Last August, UPenn scientists announced the dramatic results of a tiny clinical trial of their immunotherapy approach, describing long-lasting remissions in leukaemia patients for whom standard therapies had stopped working. Trials are also underway for other leukaemias and for lymphoma, mesothelioma, myeloma and neuroblastoma, according to the university.
The therapy developed by UPenn’s Carl June is complicated. Vaccines prompt a patient’s immune system to attack dangerous cells through an approach, called chimeric-antigen-receptor immunotherapy – a genetically redesigned immune cells for a more powerful attack. In this therapy first, blood is collected from leukaemia patients and exposed to substances that activate T cells, powerful cells that launch and coordinate immune attacks. Next, the T cells are genetically modified to recognize and attack leukaemia cells. Finally, the altered cells are returned to the patient, where they are expected to proliferate until the cancer cells are gone.

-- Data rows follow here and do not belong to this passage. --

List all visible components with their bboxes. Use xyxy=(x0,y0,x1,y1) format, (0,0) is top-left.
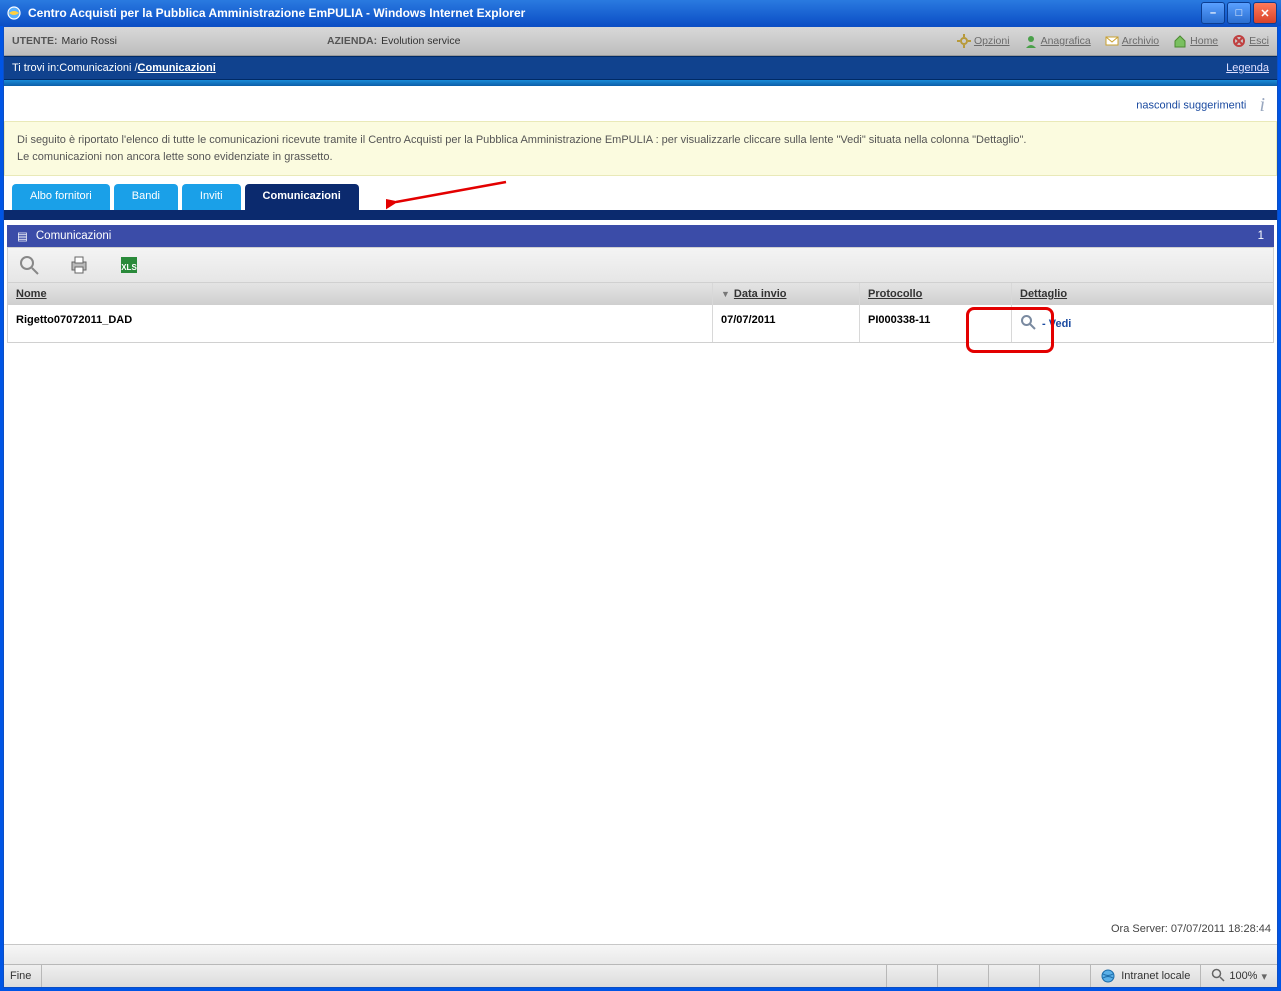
excel-export-icon[interactable]: XLS xyxy=(118,254,140,276)
status-spacer xyxy=(41,965,886,987)
link-home[interactable]: Home xyxy=(1173,34,1218,48)
breadcrumb-current[interactable]: Comunicazioni xyxy=(138,62,216,74)
mail-icon xyxy=(1105,34,1119,48)
sort-desc-icon: ▼ xyxy=(721,289,730,299)
info-icon: i xyxy=(1259,94,1265,116)
status-zoom[interactable]: 100% ▾ xyxy=(1200,965,1277,987)
status-text: Fine xyxy=(4,965,41,987)
zoom-dropdown-icon[interactable]: ▾ xyxy=(1261,970,1267,983)
server-time: Ora Server: 07/07/2011 18:28:44 xyxy=(1111,923,1271,935)
window-title: Centro Acquisti per la Pubblica Amminist… xyxy=(28,6,525,20)
xp-window: Centro Acquisti per la Pubblica Amminist… xyxy=(0,0,1281,991)
svg-text:XLS: XLS xyxy=(121,263,137,272)
status-seg-2 xyxy=(937,965,988,987)
link-archivio[interactable]: Archivio xyxy=(1105,34,1159,48)
vedi-link[interactable]: - Vedi xyxy=(1020,314,1071,333)
link-esci[interactable]: Esci xyxy=(1232,34,1269,48)
cell-nome: Rigetto07072011_DAD xyxy=(8,305,713,342)
table-row[interactable]: Rigetto07072011_DAD 07/07/2011 PI000338-… xyxy=(8,305,1273,342)
hints-line-1: Di seguito è riportato l'elenco di tutte… xyxy=(17,132,1264,149)
app-frame: UTENTE: Mario Rossi AZIENDA: Evolution s… xyxy=(3,26,1278,988)
ie-icon xyxy=(6,5,22,21)
person-icon xyxy=(1024,34,1038,48)
section-header: ▤ Comunicazioni 1 xyxy=(7,225,1274,247)
azienda-label: AZIENDA: xyxy=(327,35,377,47)
link-anagrafica[interactable]: Anagrafica xyxy=(1024,34,1091,48)
hints-box: Di seguito è riportato l'elenco di tutte… xyxy=(4,121,1277,176)
ie-statusbar: Fine Intranet locale 100% ▾ xyxy=(4,964,1277,987)
exit-icon xyxy=(1232,34,1246,48)
cell-dettaglio: - Vedi xyxy=(1012,305,1273,342)
col-data[interactable]: ▼Data invio xyxy=(713,283,860,305)
tab-inviti[interactable]: Inviti xyxy=(182,184,241,210)
breadcrumb-prefix: Ti trovi in: xyxy=(12,62,59,74)
magnifier-icon xyxy=(1020,314,1036,333)
tab-albo[interactable]: Albo fornitori xyxy=(12,184,110,210)
home-icon xyxy=(1173,34,1187,48)
section-icon: ▤ xyxy=(17,229,28,243)
print-icon[interactable] xyxy=(68,254,90,276)
status-seg-1 xyxy=(886,965,937,987)
hints-line-2: Le comunicazioni non ancora lette sono e… xyxy=(17,149,1264,166)
status-seg-4 xyxy=(1039,965,1090,987)
grid-toolbar: XLS xyxy=(7,247,1274,283)
window-close-button[interactable]: ✕ xyxy=(1253,2,1277,24)
grid-header-row: Nome ▼Data invio Protocollo Dettaglio xyxy=(8,283,1273,305)
status-zone[interactable]: Intranet locale xyxy=(1090,965,1200,987)
tab-bandi[interactable]: Bandi xyxy=(114,184,178,210)
link-legenda[interactable]: Legenda xyxy=(1226,62,1269,74)
search-icon[interactable] xyxy=(18,254,40,276)
col-nome[interactable]: Nome xyxy=(8,283,713,305)
azienda-value: Evolution service xyxy=(381,35,460,47)
section-title: Comunicazioni xyxy=(36,230,111,242)
utente-label: UTENTE: xyxy=(12,35,58,47)
hints-bar: nascondi suggerimenti i xyxy=(4,86,1277,121)
window-maximize-button[interactable]: □ xyxy=(1227,2,1251,24)
section-count: 1 xyxy=(1258,230,1264,242)
footer-divider xyxy=(4,944,1277,965)
window-minimize-button[interactable]: – xyxy=(1201,2,1225,24)
annotation-arrow xyxy=(386,176,516,215)
globe-icon xyxy=(1101,969,1115,983)
breadcrumb: Ti trovi in: Comunicazioni / Comunicazio… xyxy=(4,56,1277,80)
zoom-icon xyxy=(1211,968,1225,985)
breadcrumb-path: Comunicazioni / xyxy=(59,62,137,74)
utente-value: Mario Rossi xyxy=(62,35,117,47)
infobar: UTENTE: Mario Rossi AZIENDA: Evolution s… xyxy=(4,27,1277,56)
cell-protocollo: PI000338-11 xyxy=(860,305,1012,342)
link-opzioni[interactable]: Opzioni xyxy=(957,34,1010,48)
hide-hints-link[interactable]: nascondi suggerimenti xyxy=(1136,99,1246,111)
gear-icon xyxy=(957,34,971,48)
tabs: Albo fornitori Bandi Inviti Comunicazion… xyxy=(4,176,1277,210)
col-protocollo[interactable]: Protocollo xyxy=(860,283,1012,305)
grid: Nome ▼Data invio Protocollo Dettaglio Ri… xyxy=(7,283,1274,343)
status-seg-3 xyxy=(988,965,1039,987)
window-titlebar[interactable]: Centro Acquisti per la Pubblica Amminist… xyxy=(0,0,1281,26)
col-dettaglio[interactable]: Dettaglio xyxy=(1012,283,1273,305)
tab-strip xyxy=(4,210,1277,220)
cell-data: 07/07/2011 xyxy=(713,305,860,342)
tab-comunicazioni[interactable]: Comunicazioni xyxy=(245,184,359,210)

Drug giant Novartis is making a multimillion dollar bet that a patient’s immune system can be cancer’s worst enemy. It is teaming up with scientists at the University of Pennsylvania (UPenn) in Philadelphia to develop and manufacture cancer immunotherapies.
In the US$20-million collaboration, announced today, Novartis, which is based in Basel, Switzerland, will get exclusive worldwide rights to these technologies.